Dam backers seek $11M more from state

Angus M. Thuermer Jr

Water developers are seeking nearly $11 million more from state coffers to raise a dam in Big Horn County while absolving irrigators of any additional costs for the $88.9 million project.
The Legislature’s Select Water Committee on Wednesday recommended the state appropriate an additional $10.8 million for the Upper Leavitt Reservoir expansion, plus another $20 million for a dam-construction contingency fund.
The cost for raising the height of the Upper Leavitt Reservoir embankment is now budgeted at $88.9 million — more than double the $39.8 million price estimated in 2015. The Select Water Committee will seek that increase in the 2024 legislative budget session that begins Feb. 12.
The committee rejected a suggestion that irrigators also pony up more money.
The enlarged reservoir would belong to and serve the Shell Irrigation District, increasing storage 10 times to 6,604 acre feet. The 1,800-foot-long dam would be 96 feet high, and the state would pay for more than 98% of its cost.
In addition to the nearly $11 million appropriation, the committee added another $20 million to a dam construction contingency fund to cover unexpected Leavitt costs and those for the Middle Piney Dam, a Sublette County project that’s being constructed on a landslide.
Wyoming Water Development Office Director Jason Mead said Shell irrigators in 2015 set a limit on their contributions.
“The affordability and willingness to pay of the sponsor is based on a $25 per acre-foot cost assessment to their users, and we’ve tried to stick to that,” he told the committee.
Soaring inflation,
higher costs
“Unprecedented inflation and higher-than-expected construction costs” contributed to the project’s increase, Mead told the committee in a report.
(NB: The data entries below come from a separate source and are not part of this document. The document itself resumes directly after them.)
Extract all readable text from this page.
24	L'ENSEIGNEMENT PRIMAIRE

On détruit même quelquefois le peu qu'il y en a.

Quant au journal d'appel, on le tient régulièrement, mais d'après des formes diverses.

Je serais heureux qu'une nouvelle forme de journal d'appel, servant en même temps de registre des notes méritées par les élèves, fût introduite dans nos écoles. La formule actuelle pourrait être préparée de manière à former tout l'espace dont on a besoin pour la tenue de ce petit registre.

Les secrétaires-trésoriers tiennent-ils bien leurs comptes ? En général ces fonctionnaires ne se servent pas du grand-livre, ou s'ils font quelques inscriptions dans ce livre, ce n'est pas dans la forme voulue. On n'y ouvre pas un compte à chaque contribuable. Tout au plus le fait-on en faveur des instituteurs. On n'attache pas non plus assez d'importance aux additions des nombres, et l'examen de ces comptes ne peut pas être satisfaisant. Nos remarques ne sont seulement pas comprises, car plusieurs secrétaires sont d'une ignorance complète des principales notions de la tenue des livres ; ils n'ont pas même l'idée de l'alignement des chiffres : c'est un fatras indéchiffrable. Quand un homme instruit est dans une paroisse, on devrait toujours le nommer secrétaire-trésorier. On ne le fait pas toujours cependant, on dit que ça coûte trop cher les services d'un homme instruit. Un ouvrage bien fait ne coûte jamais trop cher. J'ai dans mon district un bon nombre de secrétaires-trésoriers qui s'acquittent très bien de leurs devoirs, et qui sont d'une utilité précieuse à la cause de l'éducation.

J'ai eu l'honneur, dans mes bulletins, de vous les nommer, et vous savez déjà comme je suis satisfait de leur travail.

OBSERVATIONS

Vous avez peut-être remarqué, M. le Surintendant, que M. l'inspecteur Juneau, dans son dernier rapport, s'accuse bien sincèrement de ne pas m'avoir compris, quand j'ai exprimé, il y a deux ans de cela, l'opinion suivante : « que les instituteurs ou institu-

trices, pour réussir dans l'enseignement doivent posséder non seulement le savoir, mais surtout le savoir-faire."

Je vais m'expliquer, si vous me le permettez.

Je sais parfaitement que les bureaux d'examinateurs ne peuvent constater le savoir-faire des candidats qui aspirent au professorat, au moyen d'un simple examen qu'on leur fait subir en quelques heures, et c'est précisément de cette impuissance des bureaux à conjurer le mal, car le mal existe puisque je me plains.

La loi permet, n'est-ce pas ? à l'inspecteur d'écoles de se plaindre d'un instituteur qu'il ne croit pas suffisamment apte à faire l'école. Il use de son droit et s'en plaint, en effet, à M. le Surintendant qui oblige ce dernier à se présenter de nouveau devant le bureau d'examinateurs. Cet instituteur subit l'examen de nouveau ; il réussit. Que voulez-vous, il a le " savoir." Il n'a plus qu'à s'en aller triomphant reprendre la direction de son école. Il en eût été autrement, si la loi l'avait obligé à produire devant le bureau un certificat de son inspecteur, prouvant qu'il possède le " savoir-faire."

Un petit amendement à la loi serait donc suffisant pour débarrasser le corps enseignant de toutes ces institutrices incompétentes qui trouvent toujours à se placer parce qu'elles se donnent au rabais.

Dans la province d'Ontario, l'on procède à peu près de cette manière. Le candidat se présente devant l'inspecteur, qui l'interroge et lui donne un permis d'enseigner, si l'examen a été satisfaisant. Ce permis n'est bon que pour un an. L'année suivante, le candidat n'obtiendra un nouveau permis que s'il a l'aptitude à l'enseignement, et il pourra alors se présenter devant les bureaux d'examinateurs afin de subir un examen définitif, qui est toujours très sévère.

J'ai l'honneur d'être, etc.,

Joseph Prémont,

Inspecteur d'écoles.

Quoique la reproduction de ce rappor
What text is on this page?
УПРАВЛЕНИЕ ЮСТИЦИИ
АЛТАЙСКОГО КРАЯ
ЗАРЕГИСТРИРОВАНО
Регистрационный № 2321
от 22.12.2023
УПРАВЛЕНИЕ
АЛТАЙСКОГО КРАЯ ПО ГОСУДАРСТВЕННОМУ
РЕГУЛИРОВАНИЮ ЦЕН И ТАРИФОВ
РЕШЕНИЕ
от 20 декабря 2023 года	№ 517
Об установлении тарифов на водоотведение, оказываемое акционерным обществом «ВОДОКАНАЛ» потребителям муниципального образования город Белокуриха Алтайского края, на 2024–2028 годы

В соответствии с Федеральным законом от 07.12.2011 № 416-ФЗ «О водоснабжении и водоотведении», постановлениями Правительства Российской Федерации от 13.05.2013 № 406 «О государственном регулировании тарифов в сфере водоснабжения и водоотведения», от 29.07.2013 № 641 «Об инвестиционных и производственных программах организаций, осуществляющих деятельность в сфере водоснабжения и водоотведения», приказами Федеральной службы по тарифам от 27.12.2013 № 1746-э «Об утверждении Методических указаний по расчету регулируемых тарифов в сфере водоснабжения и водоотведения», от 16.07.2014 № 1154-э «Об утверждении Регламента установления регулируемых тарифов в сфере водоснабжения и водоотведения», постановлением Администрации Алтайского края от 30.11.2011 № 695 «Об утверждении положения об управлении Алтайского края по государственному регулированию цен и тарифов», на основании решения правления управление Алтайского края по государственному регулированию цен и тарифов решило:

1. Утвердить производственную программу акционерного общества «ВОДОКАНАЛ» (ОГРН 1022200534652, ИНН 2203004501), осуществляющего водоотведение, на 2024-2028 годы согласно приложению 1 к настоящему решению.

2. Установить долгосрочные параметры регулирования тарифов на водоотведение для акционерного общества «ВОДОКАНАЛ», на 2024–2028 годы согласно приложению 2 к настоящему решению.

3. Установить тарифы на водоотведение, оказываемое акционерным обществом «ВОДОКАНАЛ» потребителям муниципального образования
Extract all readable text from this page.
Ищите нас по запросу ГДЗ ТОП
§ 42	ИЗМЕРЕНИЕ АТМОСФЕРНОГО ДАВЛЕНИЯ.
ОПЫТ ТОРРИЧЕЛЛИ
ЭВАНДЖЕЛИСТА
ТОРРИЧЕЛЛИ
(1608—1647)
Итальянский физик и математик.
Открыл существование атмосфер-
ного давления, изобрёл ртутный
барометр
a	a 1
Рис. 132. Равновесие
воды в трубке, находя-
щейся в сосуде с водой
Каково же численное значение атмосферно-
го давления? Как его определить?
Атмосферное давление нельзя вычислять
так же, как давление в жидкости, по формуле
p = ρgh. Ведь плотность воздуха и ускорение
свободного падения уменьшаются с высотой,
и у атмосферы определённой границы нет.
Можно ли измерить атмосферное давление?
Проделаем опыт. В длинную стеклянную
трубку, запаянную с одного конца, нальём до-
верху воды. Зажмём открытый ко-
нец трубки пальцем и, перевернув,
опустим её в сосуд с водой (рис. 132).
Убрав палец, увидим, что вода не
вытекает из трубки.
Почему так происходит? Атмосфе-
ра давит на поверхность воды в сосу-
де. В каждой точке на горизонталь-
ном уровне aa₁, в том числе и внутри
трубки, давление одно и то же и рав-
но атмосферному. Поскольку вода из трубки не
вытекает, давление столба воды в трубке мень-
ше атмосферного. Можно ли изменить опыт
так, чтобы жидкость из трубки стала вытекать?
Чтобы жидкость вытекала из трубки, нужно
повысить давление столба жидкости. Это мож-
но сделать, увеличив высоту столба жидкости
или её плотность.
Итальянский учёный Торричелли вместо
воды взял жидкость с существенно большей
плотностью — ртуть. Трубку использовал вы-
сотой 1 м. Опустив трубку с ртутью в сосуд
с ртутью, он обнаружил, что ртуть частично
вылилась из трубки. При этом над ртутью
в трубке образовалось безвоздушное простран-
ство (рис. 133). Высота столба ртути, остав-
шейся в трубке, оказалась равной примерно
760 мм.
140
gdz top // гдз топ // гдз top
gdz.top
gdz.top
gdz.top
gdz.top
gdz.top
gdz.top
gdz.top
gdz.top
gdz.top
The irrigation district in Big Horn County would own and maintain the structure.
The higher dam would create a pool covering 194 acres and provide late-season irrigation to some of the 13,143 acres of agricultural land nearby. It would create 34 new acres of wetlands, according to proponents.
Committee co-chair Sen. Cheri Steinmetz (R-Lingle) said the request for state money “is a pretty big ask.
“Have you talked about a little bit more of the burden shifting toward the [irrigation] district — at least some of it — because it’s a lot of money?” she asked.
Mead said polling of irrigators almost a decade ago indicated they were willing to assess only so much.
“That’s how they came up with the $25 per acre-foot,” he said. “They would have to go back to the drawing board to figure out ‘would everybody be willing to … pay an assessment of $30 or $35.’”
He explained the arrangement in an email to WyoFile after the meeting. “The Shell Valley [Watershed Improvement District] offered shares to their members,” he wrote. “Each share is 1 acre-foot. The shareholder would be required to pay into the District each year that $25/AF, regardless of whether they use their water in a given year or not.”
Mead told committee members irrigation district representatives were present to answer questions, but committee members shifted the subject to the water rights in the reservoir’s designated conservation pool. Shell irrigators were never called to answer Steinmetz’s query.
Because the state will pay for so much of the project, committee members asked whether Wyoming should own the dam and reservoir to ensure the state investment is properly maintained. Mead said the irrigation district would likely be responsible.
“It’s a high-hazard structure, and if they don’t maintain it, then it’s their liability if something goes wrong,” he told the committee. “So that’s a pretty good incentive, in my opinion, to keep it operating and maintained to the best of their ability.”